D’un point de vue pragmatique, cette perspective ethnographique et engagée est porteuse de sens heuristique. Premièrement, les espaces sociaux dans lesquels se constituent les luttes de migrants sont des « interstices »15 de marginalité, au sens juridique du terme (Illégalité, clandestinité, fausses identités…), au sens économique du terme (Misère sociale, absence de sécurité d’embauche, allocations, assurance,….) et au sens social du terme (lieux d’occupation insalubres (Eglises ou bâtiments désaffectés), lieux bondés, promiscuité hommes, femmes, enfants…). Les espaces de luttes de migrants sont donc des espaces de « survie » au sens propre – précarité de l’occupation – autant qu’au sens figuré – la victoire du mouvement est synonyme de maintient assuré sur le territoire. Tous lieux de survie qu’ils soient, ils sont aussi lieux d’espérance, par définition, traversés de tensions et de conflictualités entre les protagonistes. Cela induit que les rapports de confiance sont difficiles à établir pour qui viendrait de l’extérieur. Cette méfiance est d’autant plus vive vis-à-vis de celui qui serait étiqueté « chercheur » (membre d’une institution, « bourgeoise » qui plus est) détenteur d’un « savoir-pouvoir » vis-à-vis de ses enquêtés16 . Enjeux contradictoires entre les migrants (en lutte pour leurs droits) et le chercheur (en lutte pour… sa thèse), à quoi il faut ajouter une forme d’anti-intellectualisme propre aux milieux radicaux et une certaine suspicion (« il travaille peut-être avec le ministère ou la police »), font que le scientifique n’est pas d’emblée le bienvenu au sein du collectif en lutte. C’est pourquoi, l’identité militante constitue le sésame pour gagner la confiance du collectif.

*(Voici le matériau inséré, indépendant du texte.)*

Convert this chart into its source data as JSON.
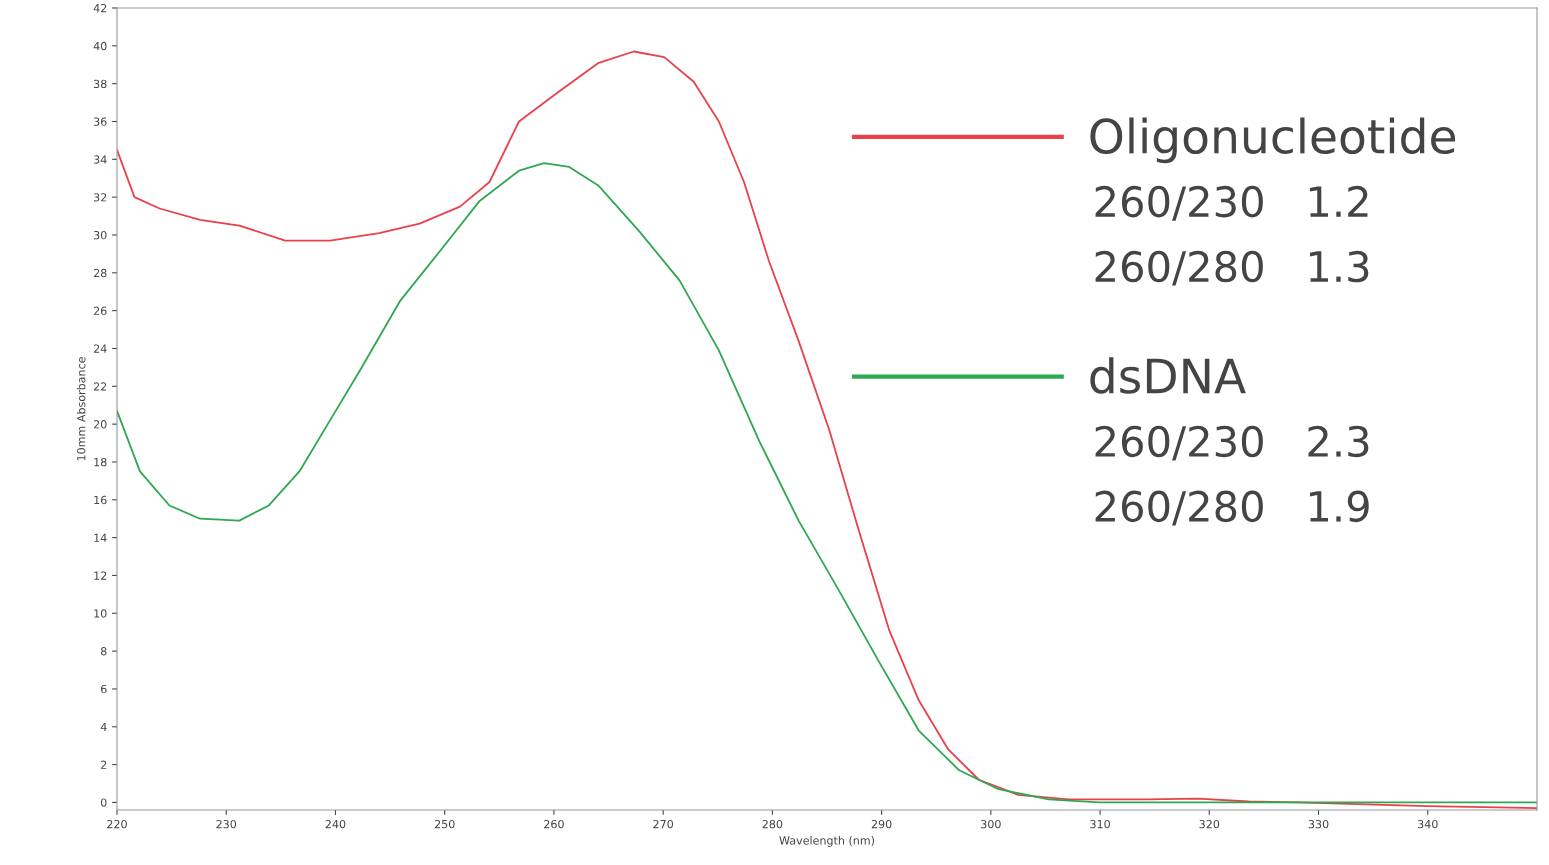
{
  "chart_data": {
    "type": "line",
    "xlabel": "Wavelength (nm)",
    "ylabel": "10mm Absorbance",
    "xlim": [
      220,
      350
    ],
    "xticks": [
      220,
      230,
      240,
      250,
      260,
      270,
      280,
      290,
      300,
      310,
      320,
      330,
      340
    ],
    "ylim": [
      -0.4,
      42
    ],
    "yticks": [
      0,
      2,
      4,
      6,
      8,
      10,
      12,
      14,
      16,
      18,
      20,
      22,
      24,
      26,
      28,
      30,
      32,
      34,
      36,
      38,
      40,
      42
    ],
    "grid": false,
    "legend": "top right",
    "marker": "none",
    "line_style": "solid",
    "series": [
      {
        "name": "Oligonucleotide",
        "color": "#e8414a",
        "x": [
          220,
          221.6,
          223.9,
          227.6,
          231.2,
          235.4,
          239.5,
          244,
          247.7,
          251.4,
          254.1,
          256.8,
          260.5,
          264.1,
          267.3,
          270.1,
          272.8,
          275.1,
          277.4,
          279.7,
          282.4,
          285.2,
          287.9,
          290.7,
          293.4,
          296.1,
          298.9,
          302.5,
          307.1,
          314.4,
          319,
          323.6,
          328,
          340,
          350
        ],
        "values": [
          34.5,
          32.0,
          31.4,
          30.8,
          30.5,
          29.7,
          29.7,
          30.1,
          30.6,
          31.5,
          32.8,
          36.0,
          37.6,
          39.1,
          39.7,
          39.4,
          38.1,
          36.0,
          32.8,
          28.6,
          24.4,
          19.7,
          14.4,
          9.1,
          5.4,
          2.8,
          1.2,
          0.4,
          0.16,
          0.16,
          0.2,
          0.05,
          0,
          -0.2,
          -0.3
        ]
      },
      {
        "name": "dsDNA",
        "color": "#2ea84f",
        "x": [
          220,
          222.1,
          224.8,
          227.6,
          231.2,
          233.9,
          236.7,
          239.5,
          242.2,
          245.9,
          249.5,
          253.2,
          256.8,
          259.1,
          261.4,
          264.1,
          267.8,
          271.5,
          275.1,
          278.8,
          282.4,
          286.1,
          289.7,
          293.4,
          297.1,
          300.7,
          305.3,
          309.9,
          319,
          332.7,
          350
        ],
        "values": [
          20.7,
          17.5,
          15.7,
          15.0,
          14.9,
          15.7,
          17.5,
          20.2,
          22.8,
          26.5,
          29.1,
          31.8,
          33.4,
          33.8,
          33.6,
          32.6,
          30.2,
          27.6,
          23.9,
          19.1,
          14.9,
          11.2,
          7.5,
          3.8,
          1.7,
          0.7,
          0.16,
          0,
          0,
          0,
          0
        ]
      }
    ],
    "annotations": [
      "260/230   1.2",
      "260/280   1.3",
      "260/230   2.3",
      "260/280   1.9"
    ]
  }
}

Deuxièmement, la double identité de militant-chercheur représente un avantage en regard des registres discursifs développés au sein même du processus de lutte. Ces derniers sont en effet voués à rester, la plupart du temps, enfouis sous les enjeux stratégiques (« je ne fais pas vraiment la grève de la faim », « je ne suis pas vraiment palestinien »), ou les tenants macro-médiatiques. Cette « double-identité », de chercheur et de militant de la cause, permet, selon moi, d’approcher ce que les représentations médiatiques et macro-politiques d’un mouvement de lutte ne permettent pas de saisir : les tenants de l’engagement, les paradoxes parfois, les décalages de stratégies et de tactiques. L’observation participante permet l’accès aux registres, non-seulement officiels, mais aussi officieux, aux tensions qui ne sont pas forcément explicitées au niveau macro-médiatique. Autrement dit, si l’on suit Scott, « on ne peut comprendre (…) les formes quotidiennes de résistances (…) sans se référer aux espaces sociaux protégés dans lesquels la résistance se nourrit et où elle acquiert sa signification »17. Dans un article intitulé « Sans-papiers : d’un quotidien tactique à l’action collective », Daniel Veron prolonge cette idée en défendant l’idée du « choix du petit » : « faire le choix du petit », dit-il,« c’est choisir son camp. Dans le champ de la sociologie, c’est ranger au placard ses velléités de surplomb et prendre le point de vue de certains acteurs, ceux qui n’ont pas voix au chapitre »18. C’est analyser les dominations par le bas, et approcher le « texte caché »19 des « subalternes » (Source!). En effet, ce n’est qu’en décortiquant le sujet d’étude selon une coupe plus ethnographique qu’il m’est possible d’étudier l’interaction entre un collectif de lutte de « sans-papiers » et les individus (« avec » ou « sans » papiers) qui le composent, et ce, dans l’environnement même dans lequel ils interférent. La méthode de l’ « observation participante», renforcée par mon position de militant au sein du collectif, me permet donc d’étudier en étant immergé personnellement dans le processus expérimental de la construction d’une lutte politique.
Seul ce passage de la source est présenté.